I’m looking for architectural feedback on a reproducible failure case with LLM‑based agents.
Problem:
I repeatedly asked LLM agents to generate a correct page imposition for a 12‑page A6 booklet printed as a saddle‑stitched brochure on A4.
This is a deterministic, rule‑based task with exactly one correct page order.
Observation:
Across ~200 independent attempts (different prompts, temperatures, and agent setups), not a single result was correct or directly printable.
The failures were not random: the same incorrect page‑order assumptions appeared repeatedly.
Increasing the number of agents, adding critique/review loops, or using majority voting did not improve correctness.
All agents converged on structurally wrong solutions.
Hypothesis:
This looks less like a prompt‑quality issue and more like a categorical mismatch between probabilistic language models and tasks that require strict symbolic correctness and verification.
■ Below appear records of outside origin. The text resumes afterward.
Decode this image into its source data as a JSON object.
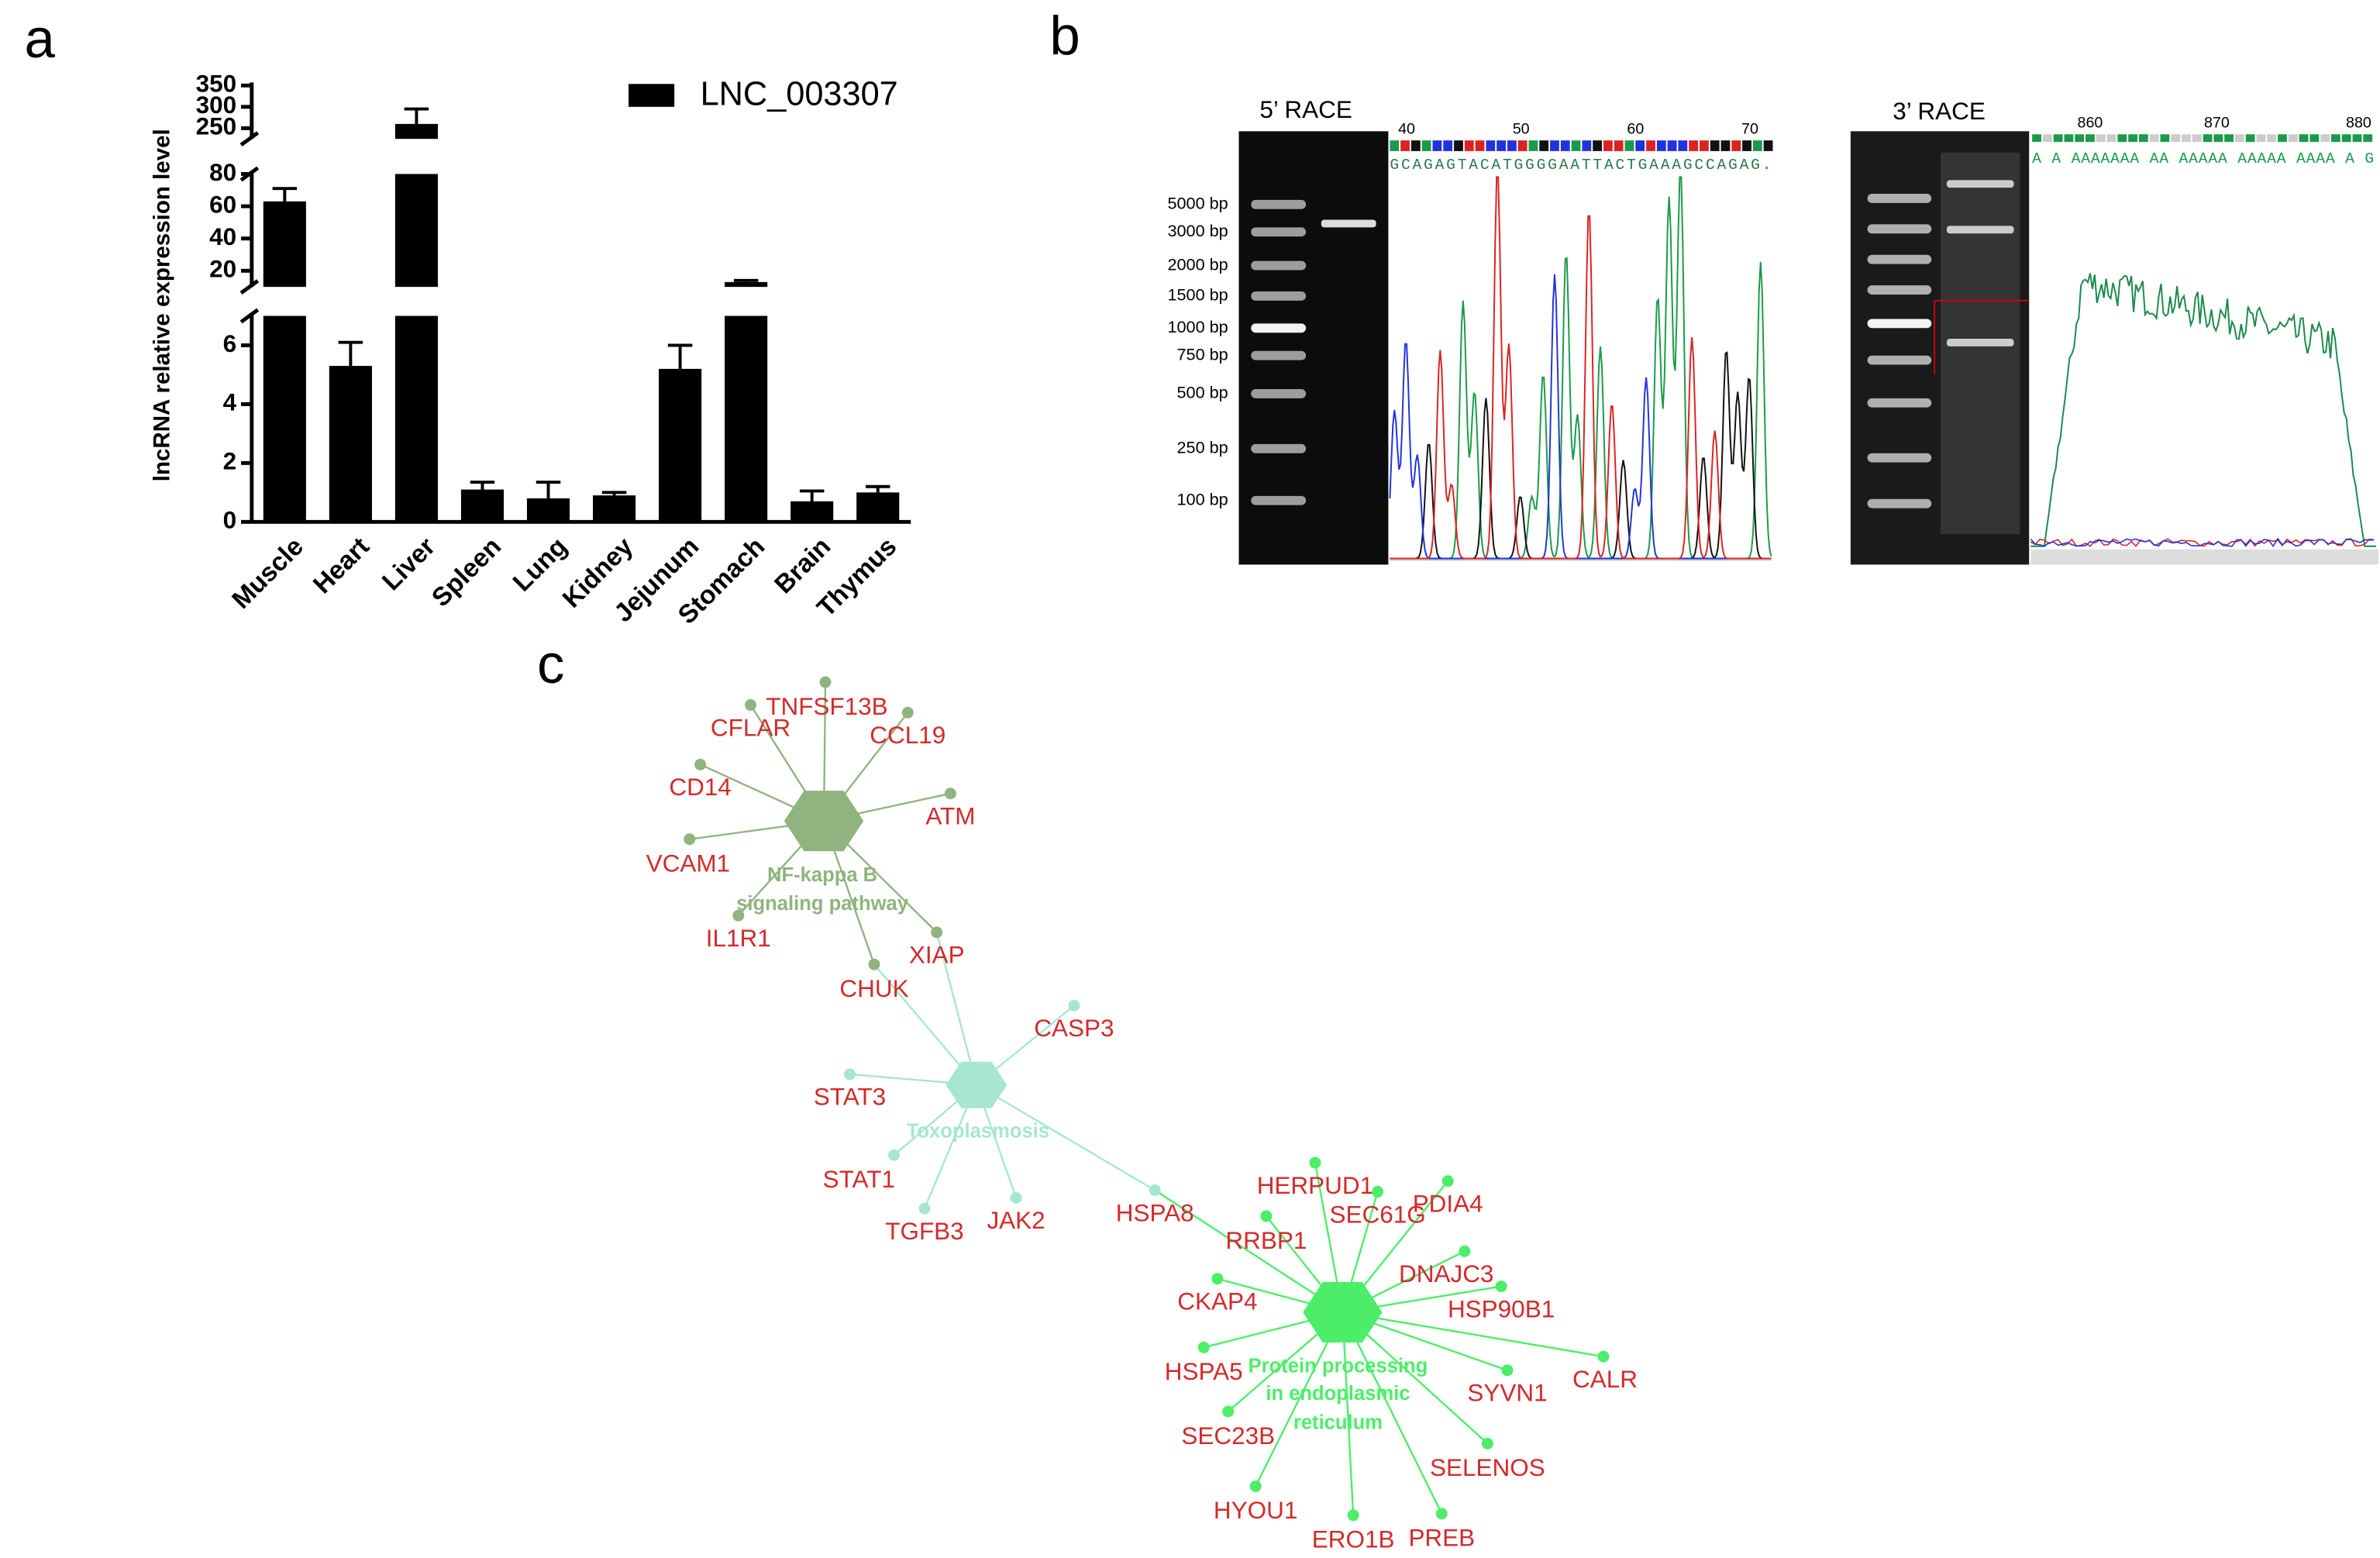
{
  "panel_labels": [
    "a",
    "b",
    "c"
  ],
  "chart_data": {
    "type": "bar",
    "ylabel": "lncRNA relative expression level",
    "categories": [
      "Muscle",
      "Heart",
      "Liver",
      "Spleen",
      "Lung",
      "Kidney",
      "Jejunum",
      "Stomach",
      "Brain",
      "Thymus"
    ],
    "series": [
      {
        "name": "LNC_003307",
        "color": "#000000",
        "values": [
          63,
          5.3,
          260,
          1.1,
          0.8,
          0.9,
          5.2,
          13,
          0.7,
          1.0
        ],
        "errors": [
          8,
          0.8,
          35,
          0.25,
          0.55,
          0.1,
          0.8,
          1,
          0.35,
          0.2
        ]
      }
    ],
    "y_segments": [
      {
        "ylim": [
          0,
          7
        ],
        "yticks": [
          0,
          2,
          4,
          6
        ]
      },
      {
        "ylim": [
          10,
          80
        ],
        "yticks": [
          20,
          40,
          60,
          80
        ]
      },
      {
        "ylim": [
          225,
          350
        ],
        "yticks": [
          250,
          300,
          350
        ]
      }
    ],
    "legend": "upper right"
  },
  "race": {
    "five_prime": {
      "title": "5’ RACE",
      "ladder": [
        "5000 bp",
        "3000 bp",
        "2000 bp",
        "1500 bp",
        "1000 bp",
        "750 bp",
        "500 bp",
        "250 bp",
        "100 bp"
      ],
      "positions": [
        "40",
        "50",
        "60",
        "70"
      ],
      "sequence": "GCAGAGTACATGGGGAATTACTGAAAGCCAGAG."
    },
    "three_prime": {
      "title": "3’ RACE",
      "positions": [
        "860",
        "870",
        "880"
      ],
      "sequence": "A A AAAAAAA AA AAAAA AAAAA AAAA A G"
    }
  },
  "network": {
    "gene_color": "#d42a2a",
    "hubs": [
      {
        "label_lines": [
          "NF-kappa B",
          "signaling pathway"
        ],
        "color": "#8fb47f",
        "genes": [
          "TNFSF13B",
          "CFLAR",
          "CCL19",
          "CD14",
          "ATM",
          "VCAM1",
          "IL1R1",
          "XIAP",
          "CHUK"
        ]
      },
      {
        "label_lines": [
          "Toxoplasmosis"
        ],
        "color": "#a6e6d3",
        "genes": [
          "CASP3",
          "STAT3",
          "STAT1",
          "TGFB3",
          "JAK2",
          "HSPA8"
        ]
      },
      {
        "label_lines": [
          "Protein processing",
          "in endoplasmic",
          "reticulum"
        ],
        "color": "#4cee68",
        "genes": [
          "HERPUD1",
          "SEC61G",
          "PDIA4",
          "RRBP1",
          "DNAJC3",
          "CKAP4",
          "HSP90B1",
          "HSPA5",
          "SYVN1",
          "CALR",
          "SEC23B",
          "SELENOS",
          "HYOU1",
          "ERO1B",
          "PREB"
        ]
      }
    ]
  }
}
Proposed architectural pattern (for discussion):
For this class of problems, my working assumption is that LLMs should not be allowed to directly “solve” the task.
Instead, they should operate inside a constrained architecture, for example:
- A deterministic core (rule engine / symbolic kernel) that defines what is valid
- A simulator or validator that can unambiguously accept or reject a candidate
- LLMs acting only as planners, explainers, or parameter selectors
- No LLM output is ever considered final without passing formal validation
In other words: separating “reasoning in natural language” from “execution in a formal system”.
Question:
Have you seen or designed agent architectures that explicitly enforce this separation?
Are there established patterns or references where LLMs are intentionally prevented from executing deterministic sub‑problems and instead operate under symbolic or formally verified constraints?
I’m explicitly interested in architectural patterns and failure boundaries, not prompt tuning.